More holders increase the visibility of the project and the causes that they support. All while retaining the value for those in the community.
Inflection points
Jungle Freaks is slated to release its third round of NFTs called the Fallout Freaks in May 2022. The team touts “New Artist, New Team, New Era”. They’ve onboarded award-winning Brazilian artist, Andre Muller to lead the way.
Fallout Freaks’ art aims to set a new standard for detail and design, bringing a fresh and modern expression of the Jungle Freaks. Fallout Freaks is the token that completes the JF ecosystem.
Together with JF Gen 1 and JF Motor Club (that serves as a metaverse pass and P2E game), Fallout Freaks brings in the final funding needed to transform Jungle Freaks which started out as a family project into a formidable self-sustaining business model.
Final thoughts
We do need to address the elephant in the room: succeeding NFT drops are a form of fundraising.

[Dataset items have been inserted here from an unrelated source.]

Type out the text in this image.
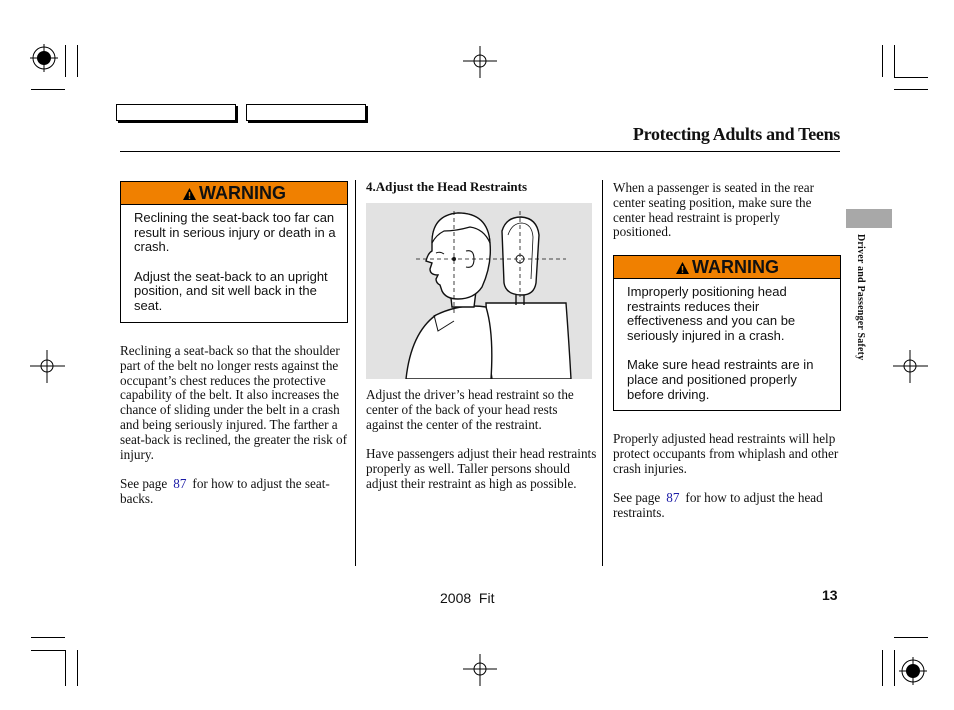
Protecting Adults and Teens
Driver and Passenger Safety
WARNING

Reclining the seat-back too far can result in serious injury or death in a crash.

Adjust the seat-back to an upright position, and sit well back in the seat.

Reclining a seat-back so that the shoulder part of the belt no longer rests against the occupant’s chest reduces the protective capability of the belt. It also increases the chance of sliding under the belt in a crash and being seriously injured. The farther a seat-back is reclined, the greater the risk of injury.

See page 87 for how to adjust the seat-backs.

4.Adjust the Head Restraints

Adjust the driver’s head restraint so the center of the back of your head rests against the center of the restraint.

Have passengers adjust their head restraints properly as well. Taller persons should adjust their restraint as high as possible.

When a passenger is seated in the rear center seating position, make sure the center head restraint is properly positioned.

WARNING

Improperly positioning head restraints reduces their effectiveness and you can be seriously injured in a crash.

Make sure head restraints are in place and positioned properly before driving.

Properly adjusted head restraints will help protect occupants from whiplash and other crash injuries.

See page 87 for how to adjust the head restraints.

2008  Fit	13
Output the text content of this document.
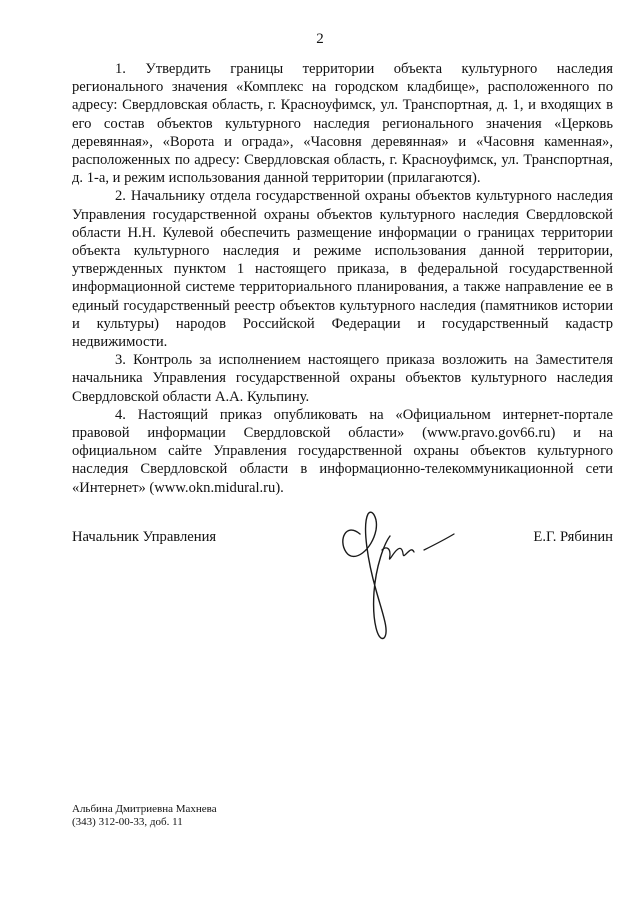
2

1. Утвердить границы территории объекта культурного наследия регионального значения «Комплекс на городском кладбище», расположенного по адресу: Свердловская область, г. Красноуфимск, ул. Транспортная, д. 1, и входящих в его состав объектов культурного наследия регионального значения «Церковь деревянная», «Ворота и ограда», «Часовня деревянная» и «Часовня каменная», расположенных по адресу: Свердловская область, г. Красноуфимск, ул. Транспортная, д. 1-а, и режим использования данной территории (прилагаются).

2. Начальнику отдела государственной охраны объектов культурного наследия Управления государственной охраны объектов культурного наследия Свердловской области Н.Н. Кулевой обеспечить размещение информации о границах территории объекта культурного наследия и режиме использования данной территории, утвержденных пунктом 1 настоящего приказа, в федеральной государственной информационной системе территориального планирования, а также направление ее в единый государственный реестр объектов культурного наследия (памятников истории и культуры) народов Российской Федерации и государственный кадастр недвижимости.

3. Контроль за исполнением настоящего приказа возложить на Заместителя начальника Управления государственной охраны объектов культурного наследия Свердловской области А.А. Кульпину.

4. Настоящий приказ опубликовать на «Официальном интернет-портале правовой информации Свердловской области» (www.pravo.gov66.ru) и на официальном сайте Управления государственной охраны объектов культурного наследия Свердловской области в информационно-телекоммуникационной сети «Интернет» (www.okn.midural.ru).

Начальник Управления	Е.Г. Рябинин
Альбина Дмитриевна Махнева
(343) 312-00-33, доб. 11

One question is why an NFT project would require additional funding months after raising 686Eth (in the case of WoW). Web3 sceptics attribute this to sheer greed, especially with the speculative nature of the space.
However, I think there are sound reasons to create a second-generation drop. Founders can wield this strategy to build long-term value for their shareholders, just like a Series A, B, and C fundraising round for startups.
Simpler projects may not need it, but when it’s time to scale up, it’s time for that next drop.